NAVSCOLEOD’s Service Detachment commanders and senior enlisted placed a wreath next to their respective service’s cenotaph on the EOD Memorial while a fellow service member read the names of fallen EOD heroes aloud, concluding with the phrase “We Remember.” The respective service senior general then presented a flag, previously flown over the EOD Memorial, to each of the families.

“We Remember” signifies the very essence and ethos of EOD technicians to never forget the extraordinary efforts of our EOD brothers and sisters who paid the ultimate sacrifice.

The EOD badge and its three levels (basic, senior and master) became the standard for all services in the 1950s. To this day, the EOD badge remains the only badge in the military identical for all branches of service. This unique distinction reflects the vital role of NAVSCOLEOD in training joint EOD warriors.
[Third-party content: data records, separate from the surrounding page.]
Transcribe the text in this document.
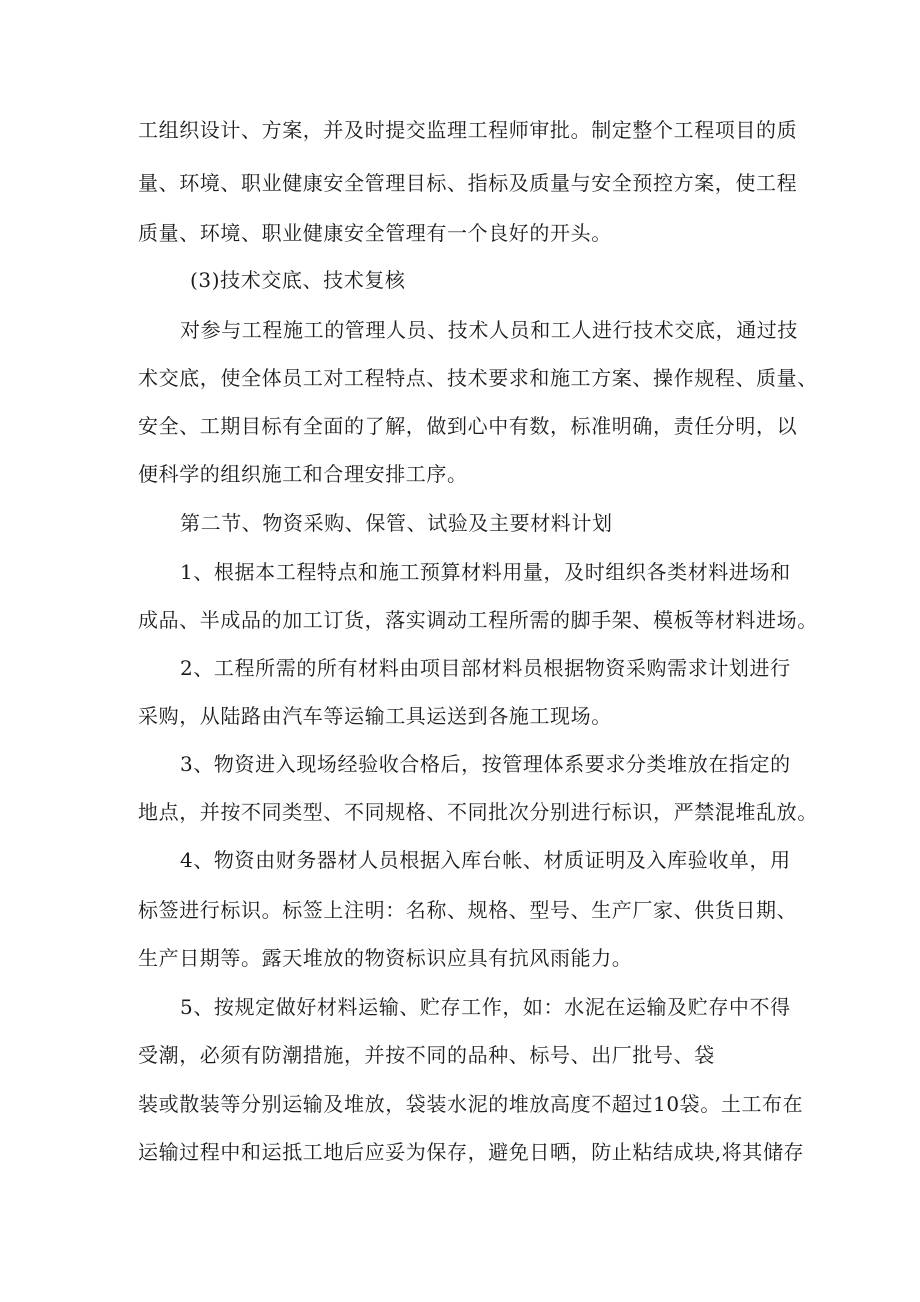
工组织设计、方案，并及时提交监理工程师审批。制定整个工程项目的质
量、环境、职业健康安全管理目标、指标及质量与安全预控方案，使工程
质量、环境、职业健康安全管理有一个良好的开头。
(3)技术交底、技术复核
对参与工程施工的管理人员、技术人员和工人进行技术交底，通过技
术交底，使全体员工对工程特点、技术要求和施工方案、操作规程、质量、
安全、工期目标有全面的了解，做到心中有数，标准明确，责任分明，以
便科学的组织施工和合理安排工序。
第二节、物资采购、保管、试验及主要材料计划
1、根据本工程特点和施工预算材料用量，及时组织各类材料进场和
成品、半成品的加工订货，落实调动工程所需的脚手架、模板等材料进场。
2、工程所需的所有材料由项目部材料员根据物资采购需求计划进行
采购，从陆路由汽车等运输工具运送到各施工现场。
3、物资进入现场经验收合格后，按管理体系要求分类堆放在指定的
地点，并按不同类型、不同规格、不同批次分别进行标识，严禁混堆乱放。
4、物资由财务器材人员根据入库台帐、材质证明及入库验收单，用
标签进行标识。标签上注明：名称、规格、型号、生产厂家、供货日期、
生产日期等。露天堆放的物资标识应具有抗风雨能力。
5、按规定做好材料运输、贮存工作，如：水泥在运输及贮存中不得
受潮，必须有防潮措施，并按不同的品种、标号、出厂批号、袋
装或散装等分别运输及堆放，袋装水泥的堆放高度不超过10袋。土工布在
运输过程中和运抵工地后应妥为保存，避免日晒，防止粘结成块,将其储存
“At the EOD Memorial ceremony, we honor and solemnly remember warriors that have given the greatest sacrifice in the defense of our great democracy,” said Capt. Charles Andrews, NAVSCOLEOD commanding officer. “We aspire to peace and would prefer to not have any names on the memorial wall but realize that peace must be fought for and defended. I am honored to memorialize these warriors so that we always remember. Today’s ceremony makes me reflect on all that is great about our military and country.”

On April 15, 2014, the Okaloosa County Board of Commissioners officially proclaimed the first Saturday in May as “EOD Day” in honor of the memorial ceremony. This day represents a sacred time for the EOD community to reflect and remember the heroic actions of fallen EOD warriors. The EOD Memorial honors 341 EOD technicians who have died in the line of duty since 1942 – more than 130 of those since Sept. 11, 2001.
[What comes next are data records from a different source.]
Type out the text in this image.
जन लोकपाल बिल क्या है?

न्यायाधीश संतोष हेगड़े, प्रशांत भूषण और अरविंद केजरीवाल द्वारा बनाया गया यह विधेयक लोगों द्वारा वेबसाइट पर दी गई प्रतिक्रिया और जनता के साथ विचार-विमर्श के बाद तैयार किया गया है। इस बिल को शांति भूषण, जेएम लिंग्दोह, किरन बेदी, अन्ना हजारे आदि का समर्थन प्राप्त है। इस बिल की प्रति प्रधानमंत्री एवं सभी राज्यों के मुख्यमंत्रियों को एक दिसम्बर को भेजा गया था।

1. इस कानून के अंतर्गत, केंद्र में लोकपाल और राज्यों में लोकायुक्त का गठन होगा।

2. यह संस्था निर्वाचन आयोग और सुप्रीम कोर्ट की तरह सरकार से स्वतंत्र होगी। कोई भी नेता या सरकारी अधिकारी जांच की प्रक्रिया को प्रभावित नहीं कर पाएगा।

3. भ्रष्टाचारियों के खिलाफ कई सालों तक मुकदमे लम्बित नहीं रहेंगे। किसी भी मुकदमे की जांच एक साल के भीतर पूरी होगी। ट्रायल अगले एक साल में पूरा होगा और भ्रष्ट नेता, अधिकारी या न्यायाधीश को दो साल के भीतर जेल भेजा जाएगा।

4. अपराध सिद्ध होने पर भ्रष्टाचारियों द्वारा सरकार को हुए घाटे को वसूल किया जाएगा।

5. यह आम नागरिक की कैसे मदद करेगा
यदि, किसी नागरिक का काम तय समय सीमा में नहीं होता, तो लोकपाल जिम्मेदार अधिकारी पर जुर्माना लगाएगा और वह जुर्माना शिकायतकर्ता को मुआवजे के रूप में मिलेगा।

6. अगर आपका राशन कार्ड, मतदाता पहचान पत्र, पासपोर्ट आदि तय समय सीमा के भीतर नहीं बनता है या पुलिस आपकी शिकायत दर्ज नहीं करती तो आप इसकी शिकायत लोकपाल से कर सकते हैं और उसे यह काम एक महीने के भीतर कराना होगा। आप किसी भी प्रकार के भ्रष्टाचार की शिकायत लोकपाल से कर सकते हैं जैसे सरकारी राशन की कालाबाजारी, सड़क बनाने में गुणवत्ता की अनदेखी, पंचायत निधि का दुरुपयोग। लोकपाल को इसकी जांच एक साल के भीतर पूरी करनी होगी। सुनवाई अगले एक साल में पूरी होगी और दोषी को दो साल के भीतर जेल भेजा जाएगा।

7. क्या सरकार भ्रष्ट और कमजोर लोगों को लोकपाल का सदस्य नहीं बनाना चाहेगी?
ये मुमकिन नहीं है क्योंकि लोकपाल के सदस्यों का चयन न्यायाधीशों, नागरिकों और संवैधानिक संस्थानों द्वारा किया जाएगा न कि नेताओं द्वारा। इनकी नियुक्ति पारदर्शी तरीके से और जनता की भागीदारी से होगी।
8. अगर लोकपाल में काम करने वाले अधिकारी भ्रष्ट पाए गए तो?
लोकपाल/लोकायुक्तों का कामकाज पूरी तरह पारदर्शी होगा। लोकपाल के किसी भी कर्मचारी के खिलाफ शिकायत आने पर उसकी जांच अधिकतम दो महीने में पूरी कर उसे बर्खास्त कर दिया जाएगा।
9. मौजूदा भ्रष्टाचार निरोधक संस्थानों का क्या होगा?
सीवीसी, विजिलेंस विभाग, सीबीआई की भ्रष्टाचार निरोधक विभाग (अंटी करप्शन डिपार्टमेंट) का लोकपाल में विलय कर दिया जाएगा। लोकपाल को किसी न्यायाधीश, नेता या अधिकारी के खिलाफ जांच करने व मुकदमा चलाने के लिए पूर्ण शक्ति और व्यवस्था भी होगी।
Staff members from all four services at NAVSCOLEOD, as well as members of the EOD Warrior Foundation, coordinated and executed preparations for the ceremony.

The EOD Memorial Foundation, established in 1969, merged with the Wounded EOD Warrior Foundation in March 2013 to form the EOD Warrior Foundation. The foundation serves and supports the joint service EOD community.

“This year we add three EOD warriors to the EOD Memorial Wall, a memorial that ensures fallen EOD warriors who have made the ultimate sacrifice will never be forgotten,” said Nicole Motsek, executive director, EOD Warrior Foundation. “The warriors added today, and the 338 before them are heroes. It is an honor and privilege to preserve their legacy and to provide ongoing support to their families.”

NAVSCOLEOD, located onboard Eglin Air Force Base, provides high-risk, specialized, basic and advanced EOD training to U.S. and partner nation militaries and selected U.S. government personnel each year.